Ethereum: BIP39 Manual Phrase Calculations – How are Multiple Checksums Valid?
Introduction
Mnemonic phrases are a crucial component of the Ethereum public key format, allowing users to securely manage their private keys and access their funds. The BIP39 (Bitcoin Improvement Proposal 39) standard provides a framework for generating mnemonic phrases that can be used to derive multiple checksums, ensuring the secure storage and transmission of sensitive information.
Checksum Generation
In BIP39, each word in the passphrase is associated with a specific checksum value. These checksum values are generated using a rolling hash function, which takes into account the previous checksum value(s) to produce the next one. The process involves:
- Initialization: The first 12 words of the passphrase are used as the initial checksum.
- Rolling Hash Function: For each subsequent word, the previous checksum values are used to generate a new checksum value using the rolling hash function.
- Checksum Update: The newly generated checksum is then updated by concatenating it with the current password (a single character) and appending the previous 4 checksum values.

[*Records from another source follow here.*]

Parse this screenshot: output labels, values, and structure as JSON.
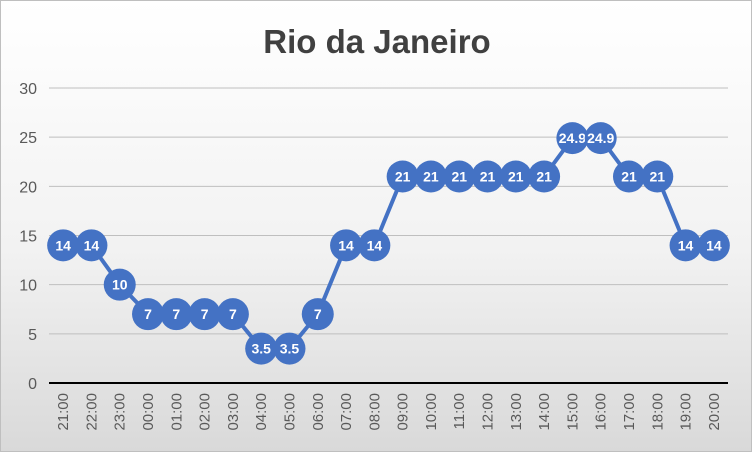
{
  "chart_data": {
    "type": "line",
    "title": "Rio da Janeiro",
    "xlabel": "",
    "ylabel": "",
    "ylim": [
      0,
      30
    ],
    "yticks": [
      0,
      5,
      10,
      15,
      20,
      25,
      30
    ],
    "grid": true,
    "legend": "none",
    "categories": [
      "21:00",
      "22:00",
      "23:00",
      "00:00",
      "01:00",
      "02:00",
      "03:00",
      "04:00",
      "05:00",
      "06:00",
      "07:00",
      "08:00",
      "09:00",
      "10:00",
      "11:00",
      "12:00",
      "13:00",
      "14:00",
      "15:00",
      "16:00",
      "17:00",
      "18:00",
      "19:00",
      "20:00"
    ],
    "series": [
      {
        "values": [
          14,
          14,
          10,
          7,
          7,
          7,
          7,
          3.5,
          3.5,
          7,
          14,
          14,
          21,
          21,
          21,
          21,
          21,
          21,
          24.9,
          24.9,
          21,
          21,
          14,
          14
        ],
        "color": "#4472c4",
        "data_labels": true
      }
    ],
    "colors": {
      "series": "#4472c4",
      "gridline": "#bfbfbf",
      "axis": "#000000",
      "title": "#404040",
      "tick_text": "#595959"
    }
  }
}
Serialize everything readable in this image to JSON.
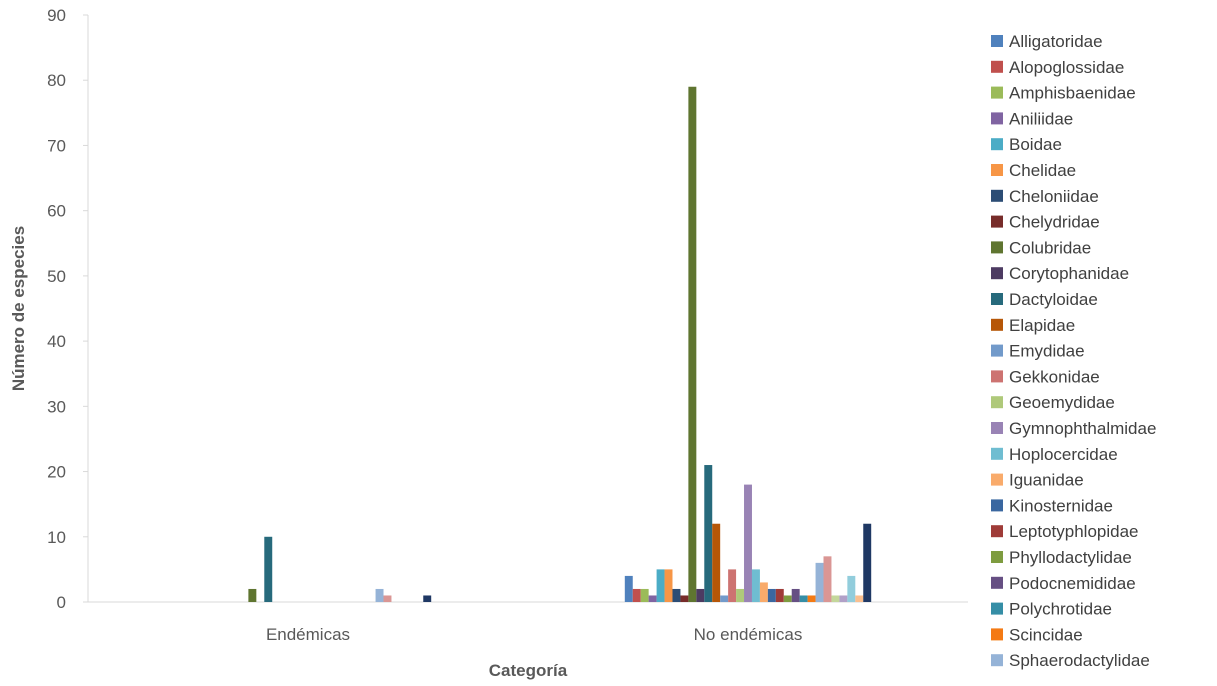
{
  "chart_data": {
    "type": "bar",
    "xlabel": "Categoría",
    "ylabel": "Número de especies",
    "ylim": [
      0,
      90
    ],
    "yticks": [
      0,
      10,
      20,
      30,
      40,
      50,
      60,
      70,
      80,
      90
    ],
    "categories": [
      "Endémicas",
      "No endémicas"
    ],
    "gridlines": false,
    "legend_position": "right",
    "series": [
      {
        "name": "Alligatoridae",
        "color": "#4f81bd",
        "values": [
          0,
          4
        ]
      },
      {
        "name": "Alopoglossidae",
        "color": "#c0504d",
        "values": [
          0,
          2
        ]
      },
      {
        "name": "Amphisbaenidae",
        "color": "#9bbb59",
        "values": [
          0,
          2
        ]
      },
      {
        "name": "Aniliidae",
        "color": "#8064a2",
        "values": [
          0,
          1
        ]
      },
      {
        "name": "Boidae",
        "color": "#4bacc6",
        "values": [
          0,
          5
        ]
      },
      {
        "name": "Chelidae",
        "color": "#f79646",
        "values": [
          0,
          5
        ]
      },
      {
        "name": "Cheloniidae",
        "color": "#2c4d75",
        "values": [
          0,
          2
        ]
      },
      {
        "name": "Chelydridae",
        "color": "#772c2a",
        "values": [
          0,
          1
        ]
      },
      {
        "name": "Colubridae",
        "color": "#5f7530",
        "values": [
          2,
          79
        ]
      },
      {
        "name": "Corytophanidae",
        "color": "#4d3b62",
        "values": [
          0,
          2
        ]
      },
      {
        "name": "Dactyloidae",
        "color": "#276a7c",
        "values": [
          10,
          21
        ]
      },
      {
        "name": "Elapidae",
        "color": "#b65708",
        "values": [
          0,
          12
        ]
      },
      {
        "name": "Emydidae",
        "color": "#729aca",
        "values": [
          0,
          1
        ]
      },
      {
        "name": "Gekkonidae",
        "color": "#cd7371",
        "values": [
          0,
          5
        ]
      },
      {
        "name": "Geoemydidae",
        "color": "#afc97a",
        "values": [
          0,
          2
        ]
      },
      {
        "name": "Gymnophthalmidae",
        "color": "#9983b5",
        "values": [
          0,
          18
        ]
      },
      {
        "name": "Hoplocercidae",
        "color": "#6fbdd1",
        "values": [
          0,
          5
        ]
      },
      {
        "name": "Iguanidae",
        "color": "#f9ab6b",
        "values": [
          0,
          3
        ]
      },
      {
        "name": "Kinosternidae",
        "color": "#3a67a0",
        "values": [
          0,
          2
        ]
      },
      {
        "name": "Leptotyphlopidae",
        "color": "#9f3b38",
        "values": [
          0,
          2
        ]
      },
      {
        "name": "Phyllodactylidae",
        "color": "#7e9c40",
        "values": [
          0,
          1
        ]
      },
      {
        "name": "Podocnemididae",
        "color": "#664f83",
        "values": [
          0,
          2
        ]
      },
      {
        "name": "Polychrotidae",
        "color": "#358ea6",
        "values": [
          0,
          1
        ]
      },
      {
        "name": "Scincidae",
        "color": "#f47a14",
        "values": [
          0,
          1
        ]
      },
      {
        "name": "Sphaerodactylidae",
        "color": "#95b3d7",
        "values": [
          2,
          6
        ]
      },
      {
        "name": "",
        "color": "#da9694",
        "values": [
          1,
          7
        ]
      },
      {
        "name": "",
        "color": "#c4d79b",
        "values": [
          0,
          1
        ]
      },
      {
        "name": "",
        "color": "#b1a0c7",
        "values": [
          0,
          1
        ]
      },
      {
        "name": "",
        "color": "#92cddc",
        "values": [
          0,
          4
        ]
      },
      {
        "name": "",
        "color": "#fabf8f",
        "values": [
          0,
          1
        ]
      },
      {
        "name": "",
        "color": "#1f3864",
        "values": [
          1,
          12
        ]
      }
    ]
  }
}
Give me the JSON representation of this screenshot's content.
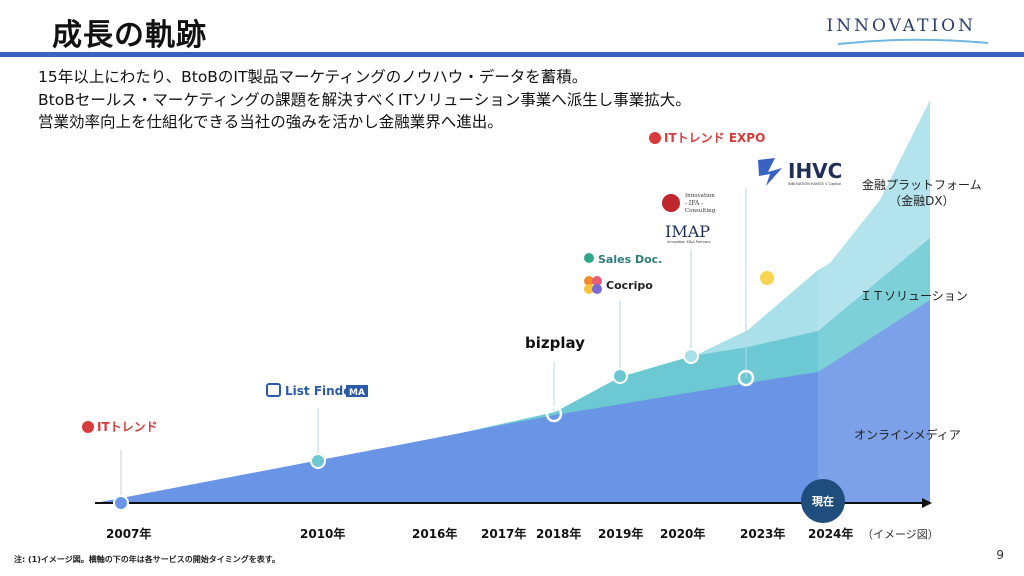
{
  "header": {
    "title": "成長の軌跡",
    "brand": "INNOVATION"
  },
  "intro": [
    "15年以上にわたり、BtoBのIT製品マーケティングのノウハウ・データを蓄積。",
    "BtoBセールス・マーケティングの課題を解決すべくITソリューション事業へ派生し事業拡大。",
    "営業効率向上を仕組化できる当社の強みを活かし金融業界へ進出。"
  ],
  "segments": {
    "finance_line1": "金融プラットフォーム",
    "finance_line2": "（金融DX）",
    "it_solution": "ＩＴソリューション",
    "online_media": "オンラインメディア"
  },
  "logos": {
    "itrend": "ITトレンド",
    "listfinder": "List Finder",
    "listfinder_badge": "MA",
    "bizplay": "bizplay",
    "salesdoc": "Sales Doc.",
    "cocripo": "Cocripo",
    "ifa_line1": "Innovation",
    "ifa_line2": "- IFA -",
    "ifa_line3": "Consulting",
    "imap": "IMAP",
    "imap_sub": "Innovation M&A Partners",
    "itrend_expo": "ITトレンド EXPO",
    "ihvc": "IHVC",
    "ihvc_sub": "INNOVATION HAYATE V Capital"
  },
  "timeline": {
    "years": [
      "2007年",
      "2010年",
      "2016年",
      "2017年",
      "2018年",
      "2019年",
      "2020年",
      "2023年",
      "2024年"
    ],
    "current": "現在",
    "image_note": "（イメージ図）"
  },
  "colors": {
    "online_media": "#6a95e6",
    "it_solution": "#6cc9d3",
    "finance": "#a9e0ea",
    "header_rule": "#3a62c0",
    "current_badge": "#1f4e7d",
    "marker_yellow": "#f7d54e"
  },
  "footnote": "注: (1)イメージ図。横軸の下の年は各サービスの開始タイミングを表す。",
  "page_number": "9"
}
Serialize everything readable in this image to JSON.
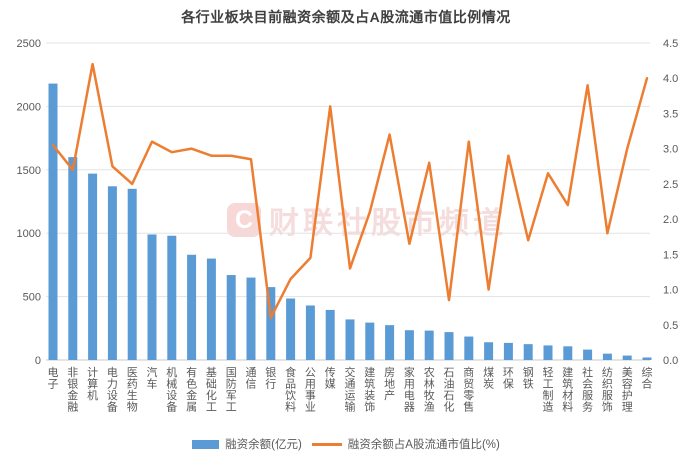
{
  "title": "各行业板块目前融资余额及占A股流通市值比例情况",
  "watermark": {
    "logo_letter": "C",
    "text": "财联社股市频道"
  },
  "legend": [
    {
      "label": "融资余额(亿元)",
      "type": "bar"
    },
    {
      "label": "融资余额占A股流通市值比(%)",
      "type": "line"
    }
  ],
  "colors": {
    "bar": "#5B9BD5",
    "line": "#ED7D31",
    "gridline": "#e3e3e3",
    "axis_line": "#c9c9c9",
    "tick_label": "#595959",
    "title": "#3f3f3f"
  },
  "chart_data": {
    "type": "bar",
    "subtype": "combo-bar-line-dual-axis",
    "title": "各行业板块目前融资余额及占A股流通市值比例情况",
    "xlabel": "",
    "ylabel_left": "融资余额(亿元)",
    "ylabel_right": "融资余额占A股流通市值比(%)",
    "grid": true,
    "legend_position": "bottom",
    "categories": [
      "电子",
      "非银金融",
      "计算机",
      "电力设备",
      "医药生物",
      "汽车",
      "机械设备",
      "有色金属",
      "基础化工",
      "国防军工",
      "通信",
      "银行",
      "食品饮料",
      "公用事业",
      "传媒",
      "交通运输",
      "建筑装饰",
      "房地产",
      "家用电器",
      "农林牧渔",
      "石油石化",
      "商贸零售",
      "煤炭",
      "环保",
      "钢铁",
      "轻工制造",
      "建筑材料",
      "社会服务",
      "纺织服饰",
      "美容护理",
      "综合"
    ],
    "series": [
      {
        "name": "融资余额(亿元)",
        "type": "bar",
        "axis": "left",
        "values": [
          2180,
          1600,
          1470,
          1370,
          1350,
          990,
          980,
          830,
          800,
          670,
          650,
          575,
          485,
          430,
          395,
          320,
          295,
          275,
          235,
          232,
          220,
          185,
          140,
          135,
          125,
          115,
          108,
          82,
          50,
          35,
          20
        ]
      },
      {
        "name": "融资余额占A股流通市值比(%)",
        "type": "line",
        "axis": "right",
        "values": [
          3.05,
          2.7,
          4.2,
          2.75,
          2.5,
          3.1,
          2.95,
          3.0,
          2.9,
          2.9,
          2.85,
          0.6,
          1.15,
          1.45,
          3.6,
          1.3,
          2.1,
          3.2,
          1.65,
          2.8,
          0.85,
          3.1,
          1.0,
          2.9,
          1.7,
          2.65,
          2.2,
          3.9,
          1.8,
          3.0,
          4.0
        ]
      }
    ],
    "left_axis": {
      "min": 0,
      "max": 2500,
      "step": 500,
      "ticks": [
        "0",
        "500",
        "1000",
        "1500",
        "2000",
        "2500"
      ]
    },
    "right_axis": {
      "min": 0,
      "max": 4.5,
      "step": 0.5,
      "ticks": [
        "0.0",
        "0.5",
        "1.0",
        "1.5",
        "2.0",
        "2.5",
        "3.0",
        "3.5",
        "4.0",
        "4.5"
      ]
    }
  }
}
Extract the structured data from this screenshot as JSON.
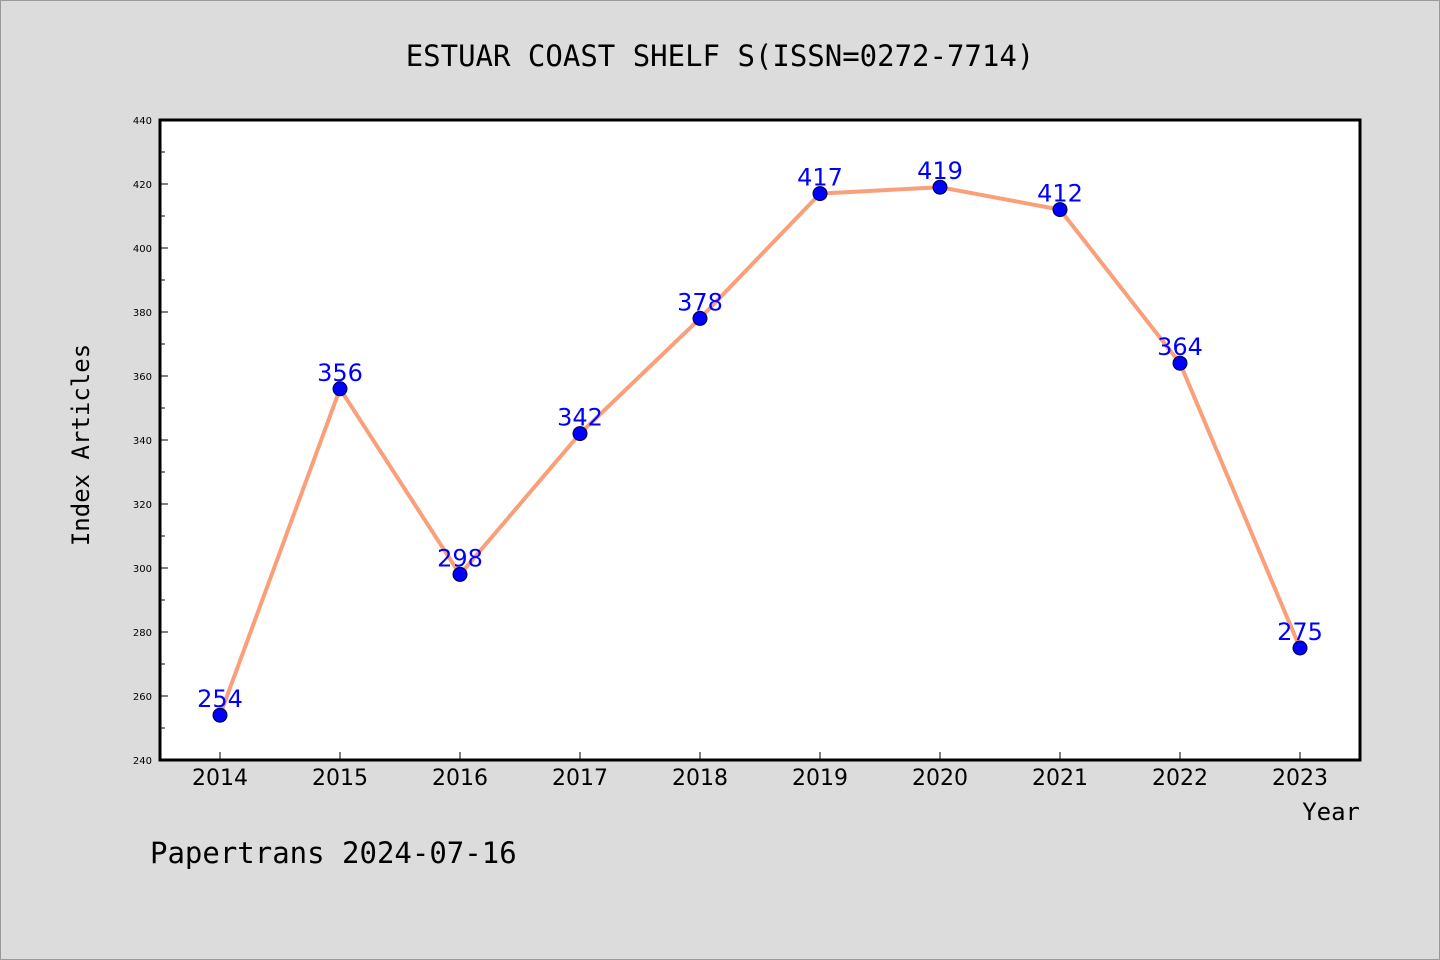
{
  "chart_data": {
    "type": "line",
    "title": "ESTUAR COAST SHELF S(ISSN=0272-7714)",
    "xlabel": "Year",
    "ylabel": "Index Articles",
    "categories": [
      "2014",
      "2015",
      "2016",
      "2017",
      "2018",
      "2019",
      "2020",
      "2021",
      "2022",
      "2023"
    ],
    "values": [
      254,
      356,
      298,
      342,
      378,
      417,
      419,
      412,
      364,
      275
    ],
    "ylim": [
      240,
      440
    ],
    "yticks": [
      "240",
      "260",
      "280",
      "300",
      "320",
      "340",
      "360",
      "380",
      "400",
      "420",
      "440"
    ],
    "grid": false,
    "line_color": "#f9a07a",
    "marker_color": "#0000ff",
    "label_color": "#0000ff"
  },
  "footer": {
    "text": "Papertrans 2024-07-16"
  }
}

Calculating Multiple Checksums
To illustrate how multiple checksums work, let’s consider an example passphrase: “Hello World Bitcoin” (12 words). If we divide the 2048-wordlist into groups of 16 words each, resulting in 32 groups:
| Group | Words |
| — | — |
| 1| H L E W O R L D B I T C O N T |
| 2| … | | | | | | | | | |
| 3| … | | | | | | | | | |
Calculating Checksums for Each Group
For each group, we’ll calculate the checksum values using the rolling hash function:
- Group 1: Initial checksum
- Group 2: Update checksum value with previous 4 values and concatenate with password “H”
- Group 3: Update checksum value with previous 4 values and concatenate with password “L”
Using a programming language like Python, we can simulate the rolling hash function to calculate the checksums for each group:
import hashlib
def generate_checksum(wordlist):
Initialize checksum with initial word list
checksum = b'
Calculate checksum for each group
for i in range(0, len(wordlist), 16):
group_words = wordlist[i:i+16]
Update checksum value using rolling hash function
new_checksum = hashlib.rollsum(group_words)
Concatenate new checksum with password and append previous 4 values
checksum += hashlib.sha1(new_checksum).digest()[:4]
return checksum
Generate checksums for each group
wordlist = b'Hello World Bitcoin'.encode()
checksums = generate_checksum(wordlist)
print(checksums)
Sample Output
Running the above code will output a list of 32 checksum values, which can be concatenated with passwords to derive multiple valid Ethereum public keys.
In conclusion, understanding how multiple checksums work in BIP39 is crucial for secure mnemonic phrase generation. By calculating the checksum values for each group, we can ensure that our mnemonic phrases can be used to derive multiple valid Ethereum public keys, providing an additional layer of security against unauthorized access to sensitive information.